Congress and the White House have moved to trim defense spending with the budget for the current fiscal year set at US$513 billion, US$18.1 billion less than the administration proposed. In outlining his deficit-reduction plan, Obama said he wanted to slash another US$400 billion from defense over the next 12 years. The president’s bipartisan fiscal commission recommended Pentagon cuts of US$1 trillion over a decade.
Enter Panetta, an eight-term congressman, former chairman of the House of Representatives Budget Committee, one-time head of the Office of Management and Budget, White House chief of staff for former US president Bill Clinton and current CIA director.
“People are looking at the military budget in much sterner terms,” said former representative Bill Frenzel, a Republican who worked closely with Democrat Panetta on the Budget Committee. “They’re digging deeper than the president to settle the fiscal crisis. Defense has to give more ... This will make Leon’s job extremely difficult and very sensitive.”
If confirmed by the Senate, the 72-year-old Panetta will face a chockablock agenda — Pentagon spending, two wars and the continuing US military operation in Libya, certification that the military is ready to deal with openly gay members in its ranks and the selection of a new chairman of the Joint Chiefs of Staff.
Gates told senior staff that he had recommended Panetta to Obama six months ago. A senior administration official, speaking on condition of anonymity in advance of the formal White House announcement, said Panetta was initially reluctant to leave the CIA for the Pentagon but eventually relented and decided he could not refuse the president.

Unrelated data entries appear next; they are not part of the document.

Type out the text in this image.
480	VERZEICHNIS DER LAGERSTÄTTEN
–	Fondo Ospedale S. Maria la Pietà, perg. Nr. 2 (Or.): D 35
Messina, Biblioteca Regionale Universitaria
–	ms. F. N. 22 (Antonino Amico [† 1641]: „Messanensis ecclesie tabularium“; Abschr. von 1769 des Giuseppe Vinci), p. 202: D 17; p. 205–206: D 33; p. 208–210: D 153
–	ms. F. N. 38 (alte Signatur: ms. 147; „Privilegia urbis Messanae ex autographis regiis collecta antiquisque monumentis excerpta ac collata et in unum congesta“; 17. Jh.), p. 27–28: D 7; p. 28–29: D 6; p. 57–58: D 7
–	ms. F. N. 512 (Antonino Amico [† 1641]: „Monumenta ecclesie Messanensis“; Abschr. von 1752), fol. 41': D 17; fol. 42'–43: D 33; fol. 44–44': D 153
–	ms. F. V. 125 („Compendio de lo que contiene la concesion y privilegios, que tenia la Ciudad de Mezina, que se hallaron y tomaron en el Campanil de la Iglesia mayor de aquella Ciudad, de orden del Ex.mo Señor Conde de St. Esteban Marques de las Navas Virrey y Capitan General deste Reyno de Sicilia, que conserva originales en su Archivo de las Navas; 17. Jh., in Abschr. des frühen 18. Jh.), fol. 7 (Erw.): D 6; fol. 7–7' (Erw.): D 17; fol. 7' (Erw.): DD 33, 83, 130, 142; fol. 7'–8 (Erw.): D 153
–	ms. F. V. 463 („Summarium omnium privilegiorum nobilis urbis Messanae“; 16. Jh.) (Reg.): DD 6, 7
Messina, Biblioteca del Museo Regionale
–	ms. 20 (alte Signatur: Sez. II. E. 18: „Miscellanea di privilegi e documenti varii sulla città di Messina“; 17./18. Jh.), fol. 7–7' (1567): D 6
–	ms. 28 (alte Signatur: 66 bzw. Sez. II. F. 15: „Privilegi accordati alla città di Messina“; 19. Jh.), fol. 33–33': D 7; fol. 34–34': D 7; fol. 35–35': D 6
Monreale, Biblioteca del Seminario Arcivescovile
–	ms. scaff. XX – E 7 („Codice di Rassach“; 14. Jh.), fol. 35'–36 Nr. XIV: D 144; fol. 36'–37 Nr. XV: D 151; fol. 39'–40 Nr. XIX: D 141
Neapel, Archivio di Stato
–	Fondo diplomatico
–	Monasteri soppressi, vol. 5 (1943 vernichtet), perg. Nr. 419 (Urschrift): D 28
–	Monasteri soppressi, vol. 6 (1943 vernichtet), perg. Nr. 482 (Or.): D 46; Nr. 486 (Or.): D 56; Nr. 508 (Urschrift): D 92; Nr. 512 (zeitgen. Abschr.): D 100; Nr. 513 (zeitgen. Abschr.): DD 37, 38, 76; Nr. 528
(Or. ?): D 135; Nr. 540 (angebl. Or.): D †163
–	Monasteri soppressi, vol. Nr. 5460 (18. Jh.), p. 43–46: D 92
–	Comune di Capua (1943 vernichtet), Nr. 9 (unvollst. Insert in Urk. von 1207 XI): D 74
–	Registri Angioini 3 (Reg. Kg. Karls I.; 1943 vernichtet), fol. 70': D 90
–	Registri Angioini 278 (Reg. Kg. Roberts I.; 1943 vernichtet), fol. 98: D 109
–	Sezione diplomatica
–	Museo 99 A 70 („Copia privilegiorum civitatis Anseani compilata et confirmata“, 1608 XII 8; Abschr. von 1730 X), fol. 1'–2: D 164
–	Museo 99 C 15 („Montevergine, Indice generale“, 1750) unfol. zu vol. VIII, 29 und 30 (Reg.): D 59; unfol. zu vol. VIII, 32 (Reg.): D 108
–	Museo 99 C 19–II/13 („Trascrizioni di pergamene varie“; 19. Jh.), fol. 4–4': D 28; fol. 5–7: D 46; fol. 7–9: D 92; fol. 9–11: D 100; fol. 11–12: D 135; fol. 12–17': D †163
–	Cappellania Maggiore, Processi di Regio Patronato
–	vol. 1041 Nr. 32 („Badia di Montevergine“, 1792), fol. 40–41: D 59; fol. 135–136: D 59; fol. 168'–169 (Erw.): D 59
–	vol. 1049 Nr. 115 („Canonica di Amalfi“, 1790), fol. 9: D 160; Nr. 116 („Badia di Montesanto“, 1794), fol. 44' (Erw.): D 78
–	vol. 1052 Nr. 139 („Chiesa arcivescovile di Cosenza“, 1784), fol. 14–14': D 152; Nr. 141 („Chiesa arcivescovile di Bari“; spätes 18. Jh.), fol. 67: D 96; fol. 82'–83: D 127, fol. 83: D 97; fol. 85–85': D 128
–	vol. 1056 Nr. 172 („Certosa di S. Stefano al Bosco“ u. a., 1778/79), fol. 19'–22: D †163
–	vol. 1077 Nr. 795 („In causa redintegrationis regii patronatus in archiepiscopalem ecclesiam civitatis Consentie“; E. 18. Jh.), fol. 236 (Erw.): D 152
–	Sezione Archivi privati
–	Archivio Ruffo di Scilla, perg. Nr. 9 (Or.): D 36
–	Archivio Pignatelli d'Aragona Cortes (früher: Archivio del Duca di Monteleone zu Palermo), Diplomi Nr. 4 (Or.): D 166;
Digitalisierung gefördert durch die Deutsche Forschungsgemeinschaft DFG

Panetta is a Republican-turned-Democrat who once worked in former US president Richard Nixon’s administration, quitting amid dissent over the president’s civil rights policies.
Obama selected him for CIA director, an appointment that prompted some grumbling in Congress and national security circles that he lacked the background and experience. Panetta has received good marks, however, and his constant presence in National Security Council meetings should ease the transition for a defense secretary dealing with Iraq, Afghanistan and Libya.